Quelles sanctions en cas de non-conformité ?
Jusqu'à 10 millions d'euros ou 2 % du chiffre d'affaires mondial pour les entités essentielles, et 7 millions d'euros ou 1,4 % pour les entités importantes. La responsabilité personnelle du dirigeant peut être engagée, avec une possible interdiction temporaire d'exercer.
Où trouver de l'aide dans les Hauts-de-France ?
Le Campus Cyber Hauts-de-France Lille Métropole, opéré par EuraTechnologies, accompagne les entreprises du territoire.
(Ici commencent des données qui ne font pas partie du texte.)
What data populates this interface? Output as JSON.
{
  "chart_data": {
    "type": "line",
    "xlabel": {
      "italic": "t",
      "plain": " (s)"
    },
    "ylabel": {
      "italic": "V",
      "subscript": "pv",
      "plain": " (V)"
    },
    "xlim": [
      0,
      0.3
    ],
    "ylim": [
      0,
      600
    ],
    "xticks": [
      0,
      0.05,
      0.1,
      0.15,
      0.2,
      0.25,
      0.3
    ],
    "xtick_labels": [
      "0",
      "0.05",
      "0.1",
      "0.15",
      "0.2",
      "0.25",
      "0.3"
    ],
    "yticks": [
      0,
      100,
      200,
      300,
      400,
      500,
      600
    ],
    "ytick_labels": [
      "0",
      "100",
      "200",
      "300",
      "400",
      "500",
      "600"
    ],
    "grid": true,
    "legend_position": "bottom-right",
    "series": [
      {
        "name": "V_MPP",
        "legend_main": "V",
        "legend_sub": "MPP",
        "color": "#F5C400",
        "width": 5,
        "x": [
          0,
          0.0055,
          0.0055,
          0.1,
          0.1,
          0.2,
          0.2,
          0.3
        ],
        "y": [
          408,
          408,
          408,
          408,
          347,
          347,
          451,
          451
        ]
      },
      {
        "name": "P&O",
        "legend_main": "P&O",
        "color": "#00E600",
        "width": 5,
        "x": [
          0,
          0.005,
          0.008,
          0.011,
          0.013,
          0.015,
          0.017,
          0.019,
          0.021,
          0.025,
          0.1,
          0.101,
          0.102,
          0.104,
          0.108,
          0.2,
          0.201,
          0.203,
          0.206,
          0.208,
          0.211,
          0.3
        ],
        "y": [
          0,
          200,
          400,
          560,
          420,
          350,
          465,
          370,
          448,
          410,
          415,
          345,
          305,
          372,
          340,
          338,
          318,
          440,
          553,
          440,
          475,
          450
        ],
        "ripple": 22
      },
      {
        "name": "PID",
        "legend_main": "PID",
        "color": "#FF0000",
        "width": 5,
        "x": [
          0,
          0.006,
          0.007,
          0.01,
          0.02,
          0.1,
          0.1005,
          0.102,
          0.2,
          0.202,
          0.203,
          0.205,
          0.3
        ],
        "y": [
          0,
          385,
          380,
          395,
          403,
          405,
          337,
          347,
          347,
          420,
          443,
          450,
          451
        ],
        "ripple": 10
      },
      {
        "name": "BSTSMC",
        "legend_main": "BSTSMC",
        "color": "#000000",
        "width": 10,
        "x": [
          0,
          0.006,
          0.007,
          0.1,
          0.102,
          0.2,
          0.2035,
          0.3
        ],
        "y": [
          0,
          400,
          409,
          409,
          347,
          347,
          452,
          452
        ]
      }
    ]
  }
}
La Région finance des diagnostics cyber pour les PME-TPE, et les portails nationaux MonEspaceNIS2 et France Num complètent le dispositif.
NIS2 marque un tournant : la cybersécurité devient une obligation légale, assortie de sanctions réelles et d'une responsabilité personnelle du dirigeant. Pour les PME et ETI des Hauts-de-France, l'enjeu dépasse la seule conformité juridique : c'est aussi une condition d'accès aux marchés des grands donneurs d'ordre et un facteur de résilience face à des cyberattaques toujours plus fréquentes. Le calendrier législatif reste incertain, mais la meilleure stratégie ne change pas : engager dès maintenant, à son rythme et en s'appuyant sur les relais régionaux, une démarche structurée de sécurité numérique.